Рунге обладал способностью к вычислениям, которые поражали даже его новых коллег. Однажды они пытались составить расписание одной конференции, планируемой за несколько лет вперед; при этом возникла необходимость узнать день пасхи. Так как определение этого дня — дело непростое, надо учитывать, например, такие вещи, как фаза Луны, математики принялись разыскивать календарь. Тогда Рунге, задумавшись на некоторый момент, объявил, что в том году пасха будет с такого-то по такой-то день.
Удивительными для математиков были также способности Рунге к технике. Когда братья Райт совершили свой первый полёт, он построил из клочков бумаги модель их аэроплана и, утяжелив её иголками, дал ей спланировать на землю. Таким способом он довольно точно оценил мощность мотора, детали которого составляли до сих пор тайну.
Ко времени приезда Рунге в Гёттинген научный состав факультета, тесно связанный с математиками, был также впечатляющим. Из физиков были Эдуард Рике и Вольдемар Фогт. Главой Института прикладной электротехники был Х. Т. Симон; Людвиг Прандтль возглавлял Институт прикладной механики, Эмиль Вихерт — Институт геофизики. Карл Шварцшильд был профессором астрономии.
Однако благотворная обстановка в Гёттингене была обязана не только обществу этих великих людей.
Отто Блюменталь, известный до конца своей жизни как «старейший ученик Гильберта», был очень близок к профессорам, хотя и был в то время лишь приват-доцентом. Это был добрый, общительный молодой человек, любивший пошутить, читавший и разговаривавший на многих языках, интересовавшийся литературой, историей и теологией в той же степени, как математикой и физикой. Еврей по происхождению, он со временем стал христианином и часто говорил «мы, протестанты».
Необычно тесное сотрудничество между доцентами и профессорами иллюстрируется тем фактом, что, когда Блюменталь и другой доцент, Эрнст Цермело, решили прочитать несколько пробных лекций по элементарной арифметике, Гильберт и Минковский, чтобы привлечь внимание к ним, регулярно стали их посещать.
Цермело был несколько старше Блюменталя, нервный, любящий уединение человек, который предпочитал виски любой компании. В то время, незадолго до экспедиции Пири, ему нравилось доказывать невозможность достижения Северного полюса. Он утверждал, что количество виски, требуемое для достижения некоторой широты, пропорционально тангенсу этой широты, тем самым оно стремится к бесконечности при приближении к полюсу.

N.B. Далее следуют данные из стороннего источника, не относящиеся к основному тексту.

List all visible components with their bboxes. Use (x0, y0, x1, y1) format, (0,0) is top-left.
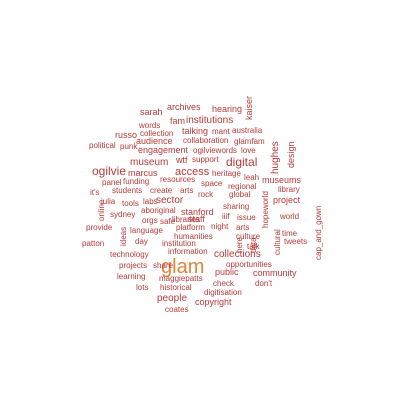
word: culture (236, 232, 261, 241)
word: access (175, 166, 210, 178)
word: community (253, 268, 297, 278)
word: time (282, 229, 298, 238)
word: ideas (119, 226, 128, 246)
word: iiif (222, 212, 230, 221)
word: sector (156, 195, 184, 206)
word: kaiser (244, 95, 254, 120)
word: ogilviewords (193, 146, 238, 155)
word: digitisation (204, 288, 242, 297)
word: museums (262, 175, 302, 185)
word: create (150, 186, 173, 195)
word: funding (123, 177, 150, 186)
word: institution (162, 239, 196, 248)
word: people (157, 293, 188, 304)
word: talk (247, 242, 260, 251)
word: projects (119, 261, 148, 270)
word: platform (176, 223, 205, 232)
word: opportunities (226, 260, 272, 269)
word: mant (212, 127, 230, 136)
word: sydney (110, 210, 136, 219)
word: issue (237, 213, 256, 222)
word: russo (115, 130, 138, 140)
word: leah (244, 173, 260, 182)
word: audience (136, 136, 173, 146)
word: archives (167, 102, 201, 112)
word: students (112, 186, 143, 195)
word: stanford (181, 207, 214, 217)
word: panel (102, 178, 122, 187)
word: it's (90, 188, 100, 197)
word: historical (160, 283, 192, 292)
word: love (241, 146, 256, 155)
word: arts (180, 186, 194, 195)
word: public (215, 267, 239, 277)
word: hearing (212, 104, 243, 114)
word: hopeworld (261, 191, 270, 228)
word: digital (226, 155, 258, 169)
word: collections (214, 249, 261, 260)
word: technology (110, 250, 149, 259)
word: institutions (186, 115, 234, 126)
word: day (135, 237, 148, 246)
word: staff (188, 214, 205, 224)
word: julia (101, 197, 116, 206)
word: glam (161, 256, 205, 278)
word: australia (232, 126, 263, 135)
word: talking (182, 126, 209, 136)
word: coates (165, 305, 189, 314)
word: words (139, 121, 161, 130)
word: support (192, 155, 219, 164)
word: patton (82, 239, 105, 248)
word: night (211, 222, 229, 231)
word: sarah (140, 107, 163, 117)
word: copyright (195, 297, 232, 307)
word: collaboration (183, 136, 229, 145)
word: ogilvie (92, 164, 127, 178)
word: safe (160, 217, 176, 226)
word: library (278, 185, 300, 194)
word: labs (143, 197, 158, 206)
word: sharing (223, 202, 250, 211)
word: heritage (212, 169, 241, 178)
word: collection (140, 129, 174, 138)
word: share (153, 261, 174, 270)
word: regional (228, 182, 257, 191)
word: aboriginal (141, 206, 176, 215)
word: maggiepatts (159, 274, 203, 283)
word: language (130, 226, 163, 235)
word: rock (198, 190, 214, 199)
word: punk (120, 142, 138, 151)
word: hughes (270, 141, 281, 174)
word: learning (117, 272, 146, 281)
word: tools (122, 199, 139, 208)
word: fam (170, 116, 186, 126)
word: orgs (142, 216, 158, 225)
word: global (229, 190, 251, 199)
word: wtf (176, 155, 188, 165)
word: engagement (138, 145, 189, 155)
word: tweets (284, 237, 308, 246)
word: libraries (172, 215, 201, 224)
word: information (168, 247, 208, 256)
word: cap_and_gown (314, 205, 323, 260)
word: cultural (273, 229, 282, 255)
word: world (280, 212, 300, 221)
word: check (213, 279, 234, 288)
word: project (273, 195, 301, 205)
word: lots (136, 283, 149, 292)
word: marcus (128, 168, 158, 178)
word: provide (86, 223, 113, 232)
word: museum (130, 157, 169, 168)
word: arts (236, 223, 250, 232)
word: online (97, 199, 106, 221)
word: space (201, 179, 223, 188)
word: humanities (174, 232, 213, 241)
word: design (286, 141, 296, 168)
word: political (89, 141, 116, 150)
word: glamfam (234, 137, 265, 146)
word: resources (160, 175, 196, 184)
word: don't (255, 279, 273, 288)
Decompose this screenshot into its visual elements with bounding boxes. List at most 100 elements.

Когда приезжавшие в Гёттинген математики задавали ему вопрос о его фамилии, то он отвечал им: «Когда-то она звучала как Walzermelodie 4, но затем пришлось убрать первый и последний слоги».
Именно Цермело незадолго до этого указал Гильберту на досадный парадокс в теории множеств, на него же указал Готлобу Фреге молодой английский логик Бертран Рассел, причём как раз тогда, когда Фреге собрался послать в печать свой окончательный труд по основаниям арифметики. Этот парадокс — противоречие, полученное в результате рассуждений, основанных на правилах логики, принятых математиками и всеми людьми с времен Аристотеля, — имел дело с признаваемым всеми фактом, что некоторые множества, в отличие от других, являются элементами самих себя. Например, множество всех множеств, состоящих из более чем трёх элементов, принадлежит самому себе, так как оно содержит больше трёх элементов. С другой стороны, множество всех чисел не является элементом самого себя, так как оно не есть число. Теперь же Цермело и Рассел, независимо друг от друга, подняли вопрос о множестве всех множеств, не являющихся элементами самих себя. Так как элементами этого множества служат множества, которые не содержат себя в качестве своих элементов, то оно является элементом самого себя тогда и только тогда, когда оно не является элементом самого себя.
К 1904 году этот парадокс после его опубликования Расселом произвёл в математике, по мнению Гильберта, «эффект полной катастрофы». Один за другим выдающиеся специалисты в теории множеств — сам Фреге, а также Дедекинд, — признав поражение, бросили свои исследования в этой области. Нависла угроза над самыми простыми и важными дедуктивными методами, самыми обыкновенными и полезными понятиями; всему виною было то, что этот и другие подобные парадоксы возникли исключительно как следствие постоянно используемых в математике самых обычных дедуктивных методов. Даже Гильберту пришлось теперь признать, что, возможно, был прав Кронекер: идеи и методы классической логики на самом деле не соответствовали строгим требованиям теории множеств.